Doumbouya a continué à assurer aux gens, à l’intérieur et à l’extérieur de la Guinée, que son rôle ne serait que temporaire. Il a déclaré que sa mission était de « refonder l’État » et de le transmettre ensuite. Il a promis une transition en douceur du pouvoir et a déclaré que ni lui ni aucun membre du gouvernement militaire ne se présenterait à une éventuelle élection. Les leaders de l’opposition soutiennent le coup d’État, le caractérisant comme un second coup d’État correctif pour restaurer la démocratie après le premier coup d’État de Condé qui a réécrit la Constitution.

La junte a pris quelques mesures positives. Elle a libéré un grand nombre de prisonniers politiques emprisonnés au moment des élections. Elle a promis de juger les responsables du tristement célèbre massacre du stade de Conakry en 2009, au cours duquel plus de 150 manifestants contre le régime militaire ont été tués et de nombreuses femmes violées ; ce que Condé n’a pas fait. Elle a rapidement entamé des consultations avec la société civile, les chefs religieux, les partis d’opposition, les chefs d’entreprise et les diplomates.

Le 28 septembre, le gouvernement militaire a publié la Charte nationale de transition, qui établit ostensiblement une feuille de route pour le rétablissement de la démocratie, impliquant une nouvelle Constitution et la tenue d’élections. Elle établit un organe législatif, le Conseil national de transition, chargé de rédiger la nouvelle Constitution, avec des représentants des partis d’opposition, des organisations de la société civile et autres. Toute personne ayant servi sous le régime de Condé en est exclue.

Un nouveau Premier ministre civil, l’ancien fonctionnaire Mohamed Beavogui, a été nommé. Il n’a jamais servi dans un gouvernement auparavant, il semble donc avoir les mains libres. Le retour au pouvoir de Condé est à juste titre impossible.

Il y a juste un gros problème avec tout cela : il n’y a pas de calendrier pour la restauration de la démocratie. On ne sait pas du tout quand la nouvelle Constitution sera rédigée et quand les élections auront lieu.

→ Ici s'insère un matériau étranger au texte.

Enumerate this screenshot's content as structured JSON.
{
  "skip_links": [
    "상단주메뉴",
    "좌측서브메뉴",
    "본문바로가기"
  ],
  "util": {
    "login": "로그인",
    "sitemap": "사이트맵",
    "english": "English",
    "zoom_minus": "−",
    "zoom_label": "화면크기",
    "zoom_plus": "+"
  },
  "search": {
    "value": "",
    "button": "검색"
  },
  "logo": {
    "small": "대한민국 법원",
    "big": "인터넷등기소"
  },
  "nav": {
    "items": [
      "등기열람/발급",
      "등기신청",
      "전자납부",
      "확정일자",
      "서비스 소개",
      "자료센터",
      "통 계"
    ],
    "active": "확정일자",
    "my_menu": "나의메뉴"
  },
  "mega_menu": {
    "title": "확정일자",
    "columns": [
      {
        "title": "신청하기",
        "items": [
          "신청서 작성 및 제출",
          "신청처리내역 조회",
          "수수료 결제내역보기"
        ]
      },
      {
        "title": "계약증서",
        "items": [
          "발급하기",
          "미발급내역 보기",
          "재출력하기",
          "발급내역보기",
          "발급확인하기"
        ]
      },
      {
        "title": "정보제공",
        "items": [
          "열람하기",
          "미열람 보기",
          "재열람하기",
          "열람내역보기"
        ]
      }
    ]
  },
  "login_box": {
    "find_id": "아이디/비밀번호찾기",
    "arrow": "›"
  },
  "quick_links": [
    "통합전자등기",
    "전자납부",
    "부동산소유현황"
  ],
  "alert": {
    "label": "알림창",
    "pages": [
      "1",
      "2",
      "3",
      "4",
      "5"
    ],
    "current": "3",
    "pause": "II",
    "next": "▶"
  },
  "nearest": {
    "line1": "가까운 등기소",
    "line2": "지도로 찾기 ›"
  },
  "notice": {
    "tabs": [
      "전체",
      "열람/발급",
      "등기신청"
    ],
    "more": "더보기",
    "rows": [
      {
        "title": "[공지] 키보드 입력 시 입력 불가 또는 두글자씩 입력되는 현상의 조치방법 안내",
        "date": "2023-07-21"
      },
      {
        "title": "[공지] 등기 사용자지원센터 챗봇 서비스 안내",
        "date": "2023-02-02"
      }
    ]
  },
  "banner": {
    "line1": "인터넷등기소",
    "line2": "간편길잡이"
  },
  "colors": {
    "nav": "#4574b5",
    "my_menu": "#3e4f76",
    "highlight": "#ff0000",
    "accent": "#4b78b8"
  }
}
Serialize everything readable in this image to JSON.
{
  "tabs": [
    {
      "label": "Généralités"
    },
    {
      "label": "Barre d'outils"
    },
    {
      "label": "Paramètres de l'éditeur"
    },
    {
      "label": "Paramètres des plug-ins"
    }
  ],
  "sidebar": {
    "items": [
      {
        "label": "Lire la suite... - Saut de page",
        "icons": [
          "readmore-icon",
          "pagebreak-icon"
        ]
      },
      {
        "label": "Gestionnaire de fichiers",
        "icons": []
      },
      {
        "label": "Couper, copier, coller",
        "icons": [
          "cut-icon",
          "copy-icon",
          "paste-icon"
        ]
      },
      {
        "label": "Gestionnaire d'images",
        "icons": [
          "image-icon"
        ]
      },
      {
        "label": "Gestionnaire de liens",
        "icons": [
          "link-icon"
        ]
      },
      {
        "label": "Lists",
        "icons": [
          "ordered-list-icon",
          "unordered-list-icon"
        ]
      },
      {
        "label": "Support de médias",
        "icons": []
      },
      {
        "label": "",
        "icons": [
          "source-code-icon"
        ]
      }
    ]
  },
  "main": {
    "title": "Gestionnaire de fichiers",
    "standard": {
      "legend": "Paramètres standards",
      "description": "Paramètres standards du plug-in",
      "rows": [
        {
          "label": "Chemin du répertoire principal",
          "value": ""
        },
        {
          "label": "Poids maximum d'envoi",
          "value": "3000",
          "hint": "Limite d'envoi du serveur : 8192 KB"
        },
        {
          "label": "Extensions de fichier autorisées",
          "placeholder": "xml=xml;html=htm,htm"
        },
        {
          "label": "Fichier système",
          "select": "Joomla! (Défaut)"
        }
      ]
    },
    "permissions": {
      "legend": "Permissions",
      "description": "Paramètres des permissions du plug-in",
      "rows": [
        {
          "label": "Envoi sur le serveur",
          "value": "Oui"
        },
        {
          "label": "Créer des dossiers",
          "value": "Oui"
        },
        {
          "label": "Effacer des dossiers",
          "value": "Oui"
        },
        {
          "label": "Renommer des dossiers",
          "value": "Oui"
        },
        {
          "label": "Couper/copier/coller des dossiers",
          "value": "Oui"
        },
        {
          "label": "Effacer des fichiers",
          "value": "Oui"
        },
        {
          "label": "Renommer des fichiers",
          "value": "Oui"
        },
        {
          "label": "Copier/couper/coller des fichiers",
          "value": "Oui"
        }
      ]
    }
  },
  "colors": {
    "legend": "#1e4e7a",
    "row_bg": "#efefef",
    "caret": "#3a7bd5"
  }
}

C’est un problème parce qu’il y a une longue histoire de ce qui se passe lorsque les militaires, avec l’approbation de la population, chassent des présidents corrompus et illégitimes. Ce qui s’est passé lorsque les militaires ont pris le pouvoir au Mali voisin en août dernier en est un bon exemple. Dans ce pays, l’armée est toujours au pouvoir plus d’un an après et, en mai, elle a organisé un « coup d’État dans le coup d’État », en chassant le président et le Premier ministre intérimaires qu’elle avait installés. Les dates promises pour les élections sont passées.

À maintes reprises, les gouvernements militaires ont promis qu’ils seraient des correcteurs temporaires ayant pour seule fonction de restaurer la démocratie. Mais les généraux qui deviennent présidents ont tendance à se complaire dans ce rôle. Leur fonction temporaire devient permanente, souvent approuvée par une fausse élection, comme en Thaïlande. Au fil du temps, ils ont tendance à renforcer leur position par un autoritarisme croissant. C’est ce que doit craindre la Guinée actuellement.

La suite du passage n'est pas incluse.